Neste domingo (1º), centenas de pessoas e animais se reuniram na Avenida Beira-Mar, em Fortaleza, para exigir justiça pelo cão Orelha, que foi morto em Santa Catarina. A manifestação ocorreu em dois momentos, uma pela manhã e outra à tarde.

Mobilização em defesa dos direitos dos animais

O ato contou com a participação de protetores de animais, ativistas e cidadãos que apoiam a causa animal. Os manifestantes, munidos de cartazes, levantaram suas vozes contra a violência direcionada aos animais. O protesto no Ceará foi parte de uma série de eventos que ocorreram em várias cidades do Brasil, em resposta à repercussão nacional do caso do cão Orelha.

Stefanie Rodrigues, fundadora da ONG Anjos da Proteção Animal (APA), destacou a importância da mobilização. Ela enfatizou que a grande presença de participantes reflete a insatisfação da população com a normalização da violência contra os animais. Segundo ela, o movimento vai além de um único caso e busca promover respeito e políticas públicas eficazes para todos os animais.

Entenda o caso do cão Orelha

O cão Orelha morreu após ser agredido no dia 4 de janeiro. Ele era um animal comunitário, cuidado por moradores da Praia Brava, um bairro nobre de Florianópolis. Orelha foi encontrado agonizando por pessoas que estavam na área.

Inicialmente, a Polícia Civil investigou um grupo de quatro adolescentes suspeitos de agredir o cão. Na sexta-feira (30), um dos suspeitos foi excluído da investigação após a conclusão do inquérito, que determinou que ele não estava envolvido nos maus-tratos. O laudo pericial indicou que Orelha foi atingido na cabeça com um objeto contundente.

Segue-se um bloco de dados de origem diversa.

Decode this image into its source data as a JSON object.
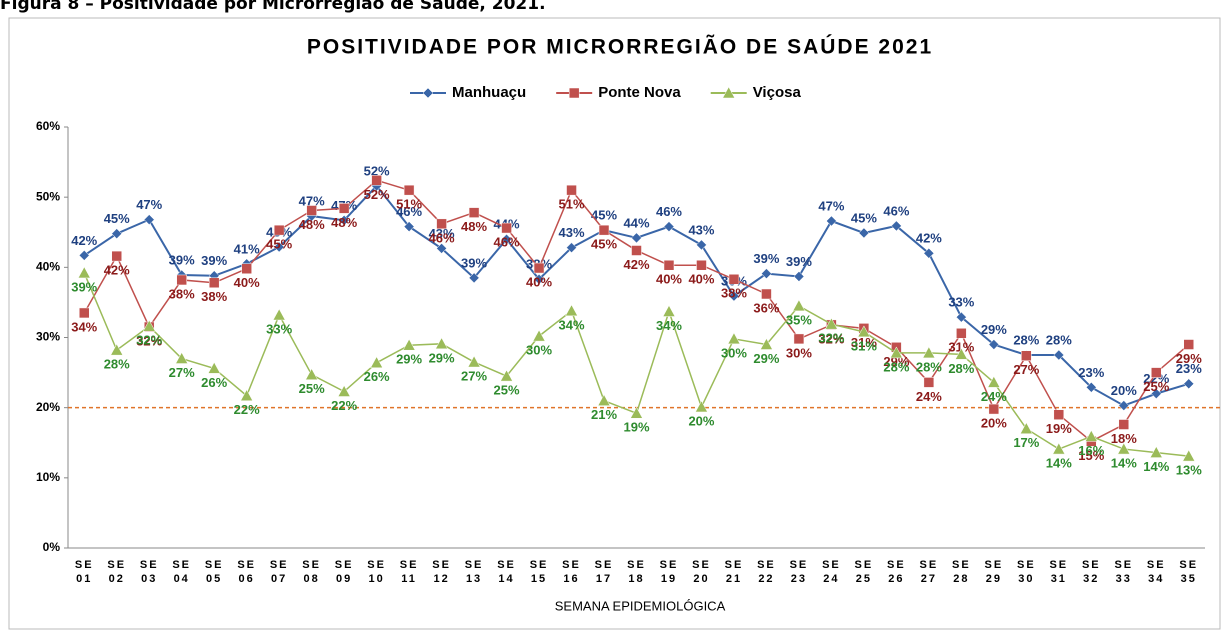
{
  "caption": "Figura 8 – Positividade por Microrregião de Saúde, 2021.",
  "chart_data": {
    "type": "line",
    "title": "POSITIVIDADE POR MICRORREGIÃO DE SAÚDE 2021",
    "x_label": "SEMANA EPIDEMIOLÓGICA",
    "categories": [
      "SE 01",
      "SE 02",
      "SE 03",
      "SE 04",
      "SE 05",
      "SE 06",
      "SE 07",
      "SE 08",
      "SE 09",
      "SE 10",
      "SE 11",
      "SE 12",
      "SE 13",
      "SE 14",
      "SE 15",
      "SE 16",
      "SE 17",
      "SE 18",
      "SE 19",
      "SE 20",
      "SE 21",
      "SE 22",
      "SE 23",
      "SE 24",
      "SE 25",
      "SE 26",
      "SE 27",
      "SE 28",
      "SE 29",
      "SE 30",
      "SE 31",
      "SE 32",
      "SE 33",
      "SE 34",
      "SE 35"
    ],
    "ylim": [
      0,
      60
    ],
    "yticks": [
      {
        "value": 0,
        "label": "0%"
      },
      {
        "value": 10,
        "label": "10%"
      },
      {
        "value": 20,
        "label": "20%"
      },
      {
        "value": 30,
        "label": "30%"
      },
      {
        "value": 40,
        "label": "40%"
      },
      {
        "value": 50,
        "label": "50%"
      },
      {
        "value": 60,
        "label": "60%"
      }
    ],
    "reference_line": {
      "value": 20,
      "color": "#e0742a"
    },
    "legend": "top",
    "series": [
      {
        "name": "Manhuaçu",
        "color": "#3a66a8",
        "label_color": "#1f4080",
        "marker": "diamond",
        "values": [
          41.7,
          44.8,
          46.8,
          38.9,
          38.8,
          40.5,
          42.9,
          47.3,
          46.7,
          51.6,
          45.8,
          42.7,
          38.5,
          44.0,
          38.3,
          42.8,
          45.3,
          44.2,
          45.8,
          43.2,
          35.9,
          39.1,
          38.7,
          46.6,
          44.9,
          45.9,
          42.0,
          32.9,
          29.0,
          27.5,
          27.5,
          22.9,
          20.3,
          22.0,
          23.4
        ],
        "value_labels": [
          "42%",
          "45%",
          "47%",
          "39%",
          "39%",
          "41%",
          "43%",
          "47%",
          "47%",
          "52%",
          "46%",
          "43%",
          "39%",
          "44%",
          "38%",
          "43%",
          "45%",
          "44%",
          "46%",
          "43%",
          "36%",
          "39%",
          "39%",
          "47%",
          "45%",
          "46%",
          "42%",
          "33%",
          "29%",
          "28%",
          "28%",
          "23%",
          "20%",
          "22%",
          "23%"
        ]
      },
      {
        "name": "Ponte Nova",
        "color": "#c0504d",
        "label_color": "#8b1a1a",
        "marker": "square",
        "values": [
          33.5,
          41.6,
          31.5,
          38.2,
          37.8,
          39.8,
          45.3,
          48.1,
          48.4,
          52.4,
          51.0,
          46.2,
          47.8,
          45.6,
          39.9,
          51.0,
          45.3,
          42.4,
          40.3,
          40.3,
          38.3,
          36.2,
          29.8,
          31.8,
          31.3,
          28.6,
          23.6,
          30.6,
          19.8,
          27.4,
          19.0,
          15.2,
          17.6,
          25.0,
          29.0
        ],
        "value_labels": [
          "34%",
          "42%",
          "32%",
          "38%",
          "38%",
          "40%",
          "45%",
          "48%",
          "48%",
          "52%",
          "51%",
          "46%",
          "48%",
          "46%",
          "40%",
          "51%",
          "45%",
          "42%",
          "40%",
          "40%",
          "38%",
          "36%",
          "30%",
          "32%",
          "31%",
          "29%",
          "24%",
          "31%",
          "20%",
          "27%",
          "19%",
          "15%",
          "18%",
          "25%",
          "29%"
        ]
      },
      {
        "name": "Viçosa",
        "color": "#9bbb59",
        "label_color": "#2e8b2e",
        "marker": "triangle",
        "values": [
          39.2,
          28.2,
          31.6,
          27.0,
          25.6,
          21.7,
          33.2,
          24.7,
          22.3,
          26.4,
          28.9,
          29.1,
          26.5,
          24.5,
          30.2,
          33.8,
          21.0,
          19.2,
          33.7,
          20.1,
          29.8,
          29.0,
          34.5,
          31.9,
          30.8,
          27.8,
          27.8,
          27.6,
          23.6,
          17.0,
          14.1,
          15.9,
          14.1,
          13.6,
          13.1
        ],
        "value_labels": [
          "39%",
          "28%",
          "32%",
          "27%",
          "26%",
          "22%",
          "33%",
          "25%",
          "22%",
          "26%",
          "29%",
          "29%",
          "27%",
          "25%",
          "30%",
          "34%",
          "21%",
          "19%",
          "34%",
          "20%",
          "30%",
          "29%",
          "35%",
          "32%",
          "31%",
          "28%",
          "28%",
          "28%",
          "24%",
          "17%",
          "14%",
          "16%",
          "14%",
          "14%",
          "13%"
        ]
      }
    ]
  }
}
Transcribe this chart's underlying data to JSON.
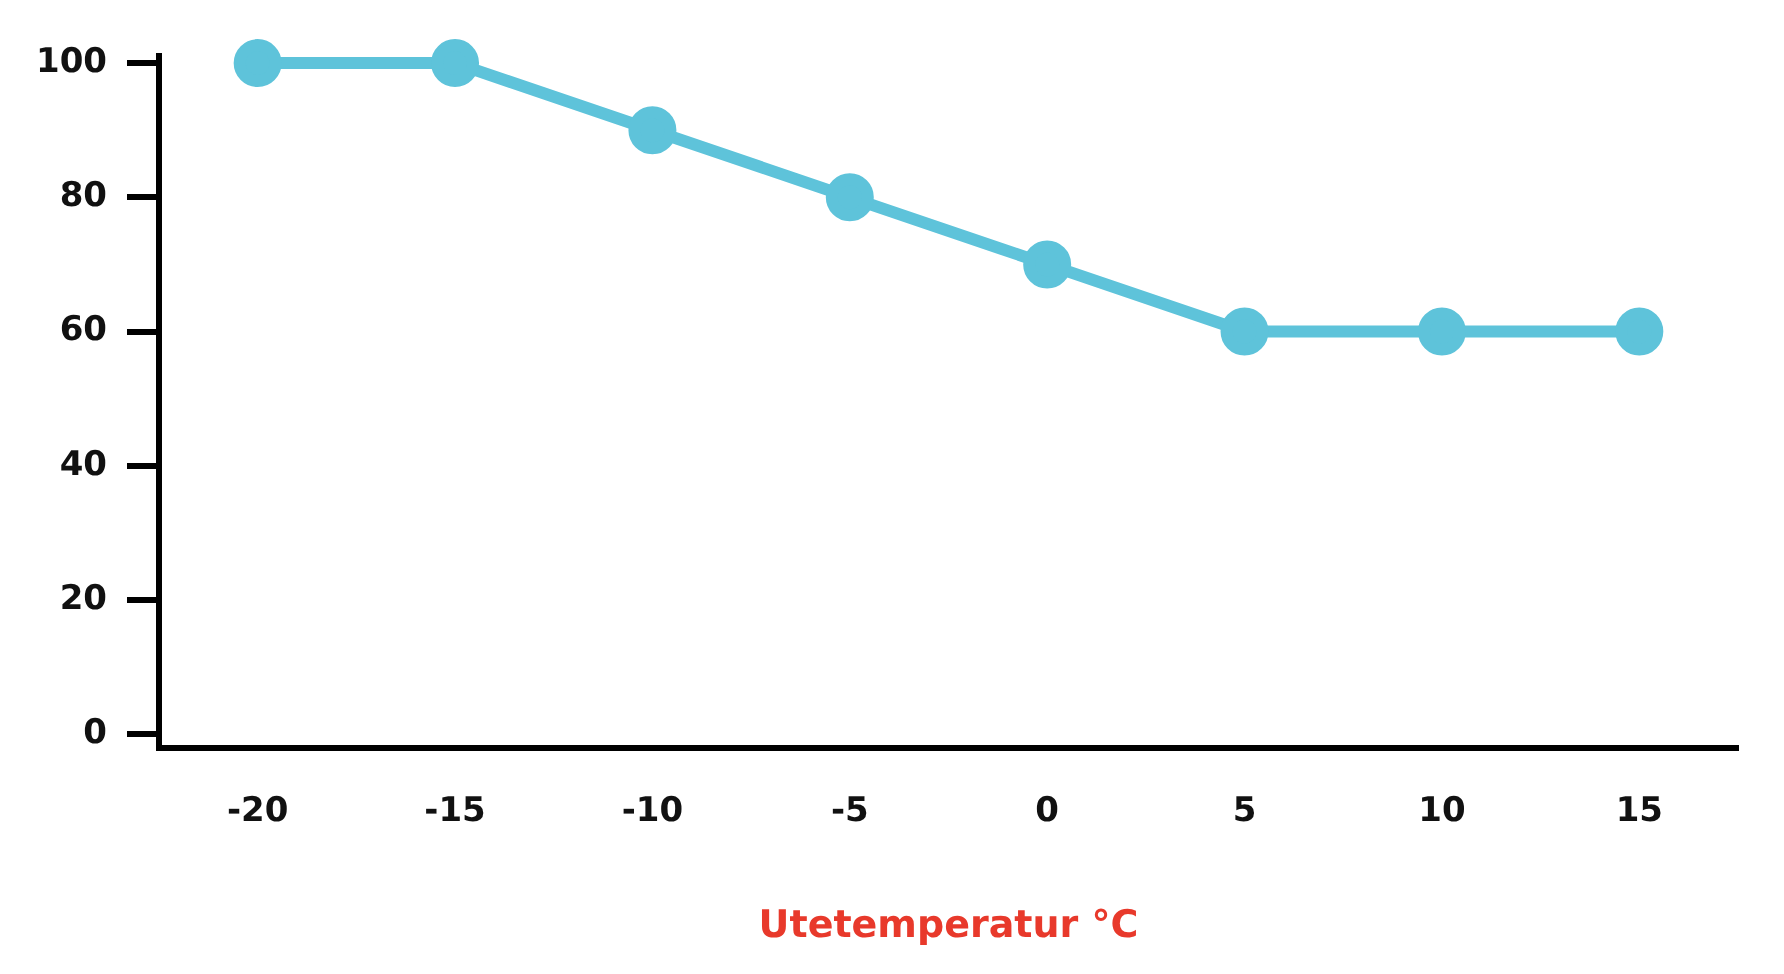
{
  "chart_data": {
    "type": "line",
    "xlabel": "Utetemperatur °C",
    "categories": [
      "-20",
      "-15",
      "-10",
      "-5",
      "0",
      "5",
      "10",
      "15"
    ],
    "series": [
      {
        "color": "#5ec3da",
        "values": [
          100,
          100,
          90,
          80,
          70,
          60,
          60,
          60
        ]
      }
    ],
    "ylim": [
      -2,
      101
    ],
    "yticks": [
      0,
      20,
      40,
      60,
      80,
      100
    ],
    "grid": false,
    "legend": false,
    "marker": "circle",
    "line_style": "solid"
  }
}
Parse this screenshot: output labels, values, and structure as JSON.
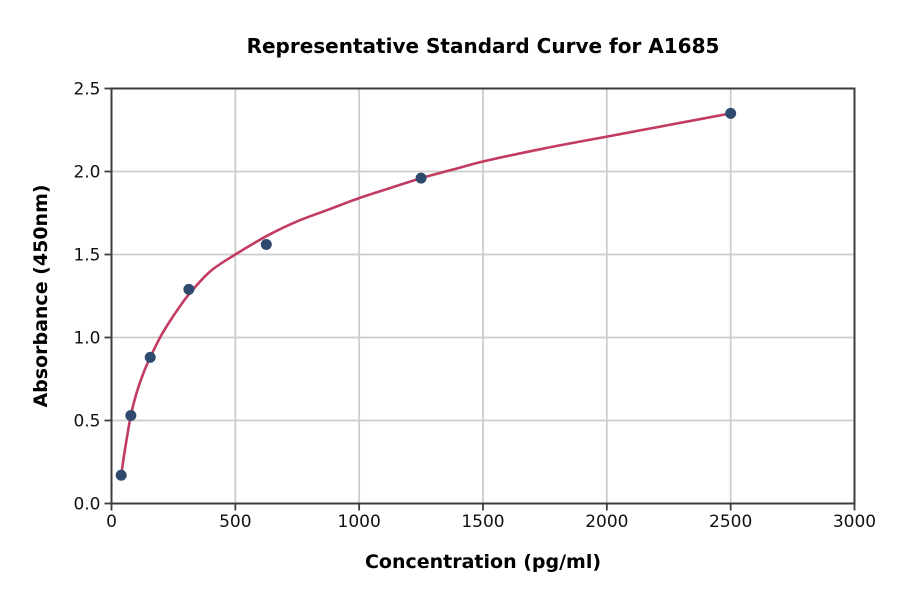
{
  "chart_data": {
    "type": "scatter",
    "title": "Representative Standard Curve for A1685",
    "xlabel": "Concentration (pg/ml)",
    "ylabel": "Absorbance (450nm)",
    "xlim": [
      0,
      3000
    ],
    "ylim": [
      0.0,
      2.5
    ],
    "x_ticks": [
      0,
      500,
      1000,
      1500,
      2000,
      2500,
      3000
    ],
    "x_tick_labels": [
      "0",
      "500",
      "1000",
      "1500",
      "2000",
      "2500",
      "3000"
    ],
    "y_ticks": [
      0.0,
      0.5,
      1.0,
      1.5,
      2.0,
      2.5
    ],
    "y_tick_labels": [
      "0.0",
      "0.5",
      "1.0",
      "1.5",
      "2.0",
      "2.5"
    ],
    "grid": true,
    "legend": "none",
    "series": [
      {
        "name": "standard-points",
        "type": "scatter",
        "x": [
          39.1,
          78.1,
          156.3,
          312.5,
          625,
          1250,
          2500
        ],
        "y": [
          0.17,
          0.53,
          0.88,
          1.29,
          1.56,
          1.96,
          2.35
        ]
      },
      {
        "name": "fit-curve",
        "type": "line",
        "x": [
          39.1,
          55,
          78.1,
          100,
          130,
          156.3,
          200,
          250,
          312.5,
          400,
          500,
          625,
          750,
          875,
          1000,
          1125,
          1250,
          1375,
          1500,
          1750,
          2000,
          2250,
          2500
        ],
        "y": [
          0.17,
          0.33,
          0.53,
          0.66,
          0.79,
          0.88,
          1.01,
          1.13,
          1.26,
          1.4,
          1.5,
          1.61,
          1.7,
          1.77,
          1.84,
          1.9,
          1.96,
          2.01,
          2.06,
          2.14,
          2.21,
          2.28,
          2.35
        ]
      }
    ],
    "colors": {
      "curve": "#c23b60",
      "marker": "#2e4a6e",
      "grid": "#cccccc",
      "spine": "#3d3d3d",
      "tick_text": "#111111",
      "background": "#ffffff"
    }
  }
}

Os nomes e idades dos suspeitos não foram divulgados, em cumprimento ao Estatuto da Criança e do Adolescente, que assegura o sigilo em casos envolvendo menores.

Desafios na investigação

A investigação está sendo complexa, pois a Polícia Civil analisa cerca de mil horas de gravações de câmeras de segurança da região da Praia Brava durante o período das agressões. Um dos principais obstáculos é a falta de imagens que capturem o momento do ataque. Contudo, registros de outros incidentes na mesma área e época, que também teriam envolvido adolescentes, estão sendo considerados para elucidar o caso.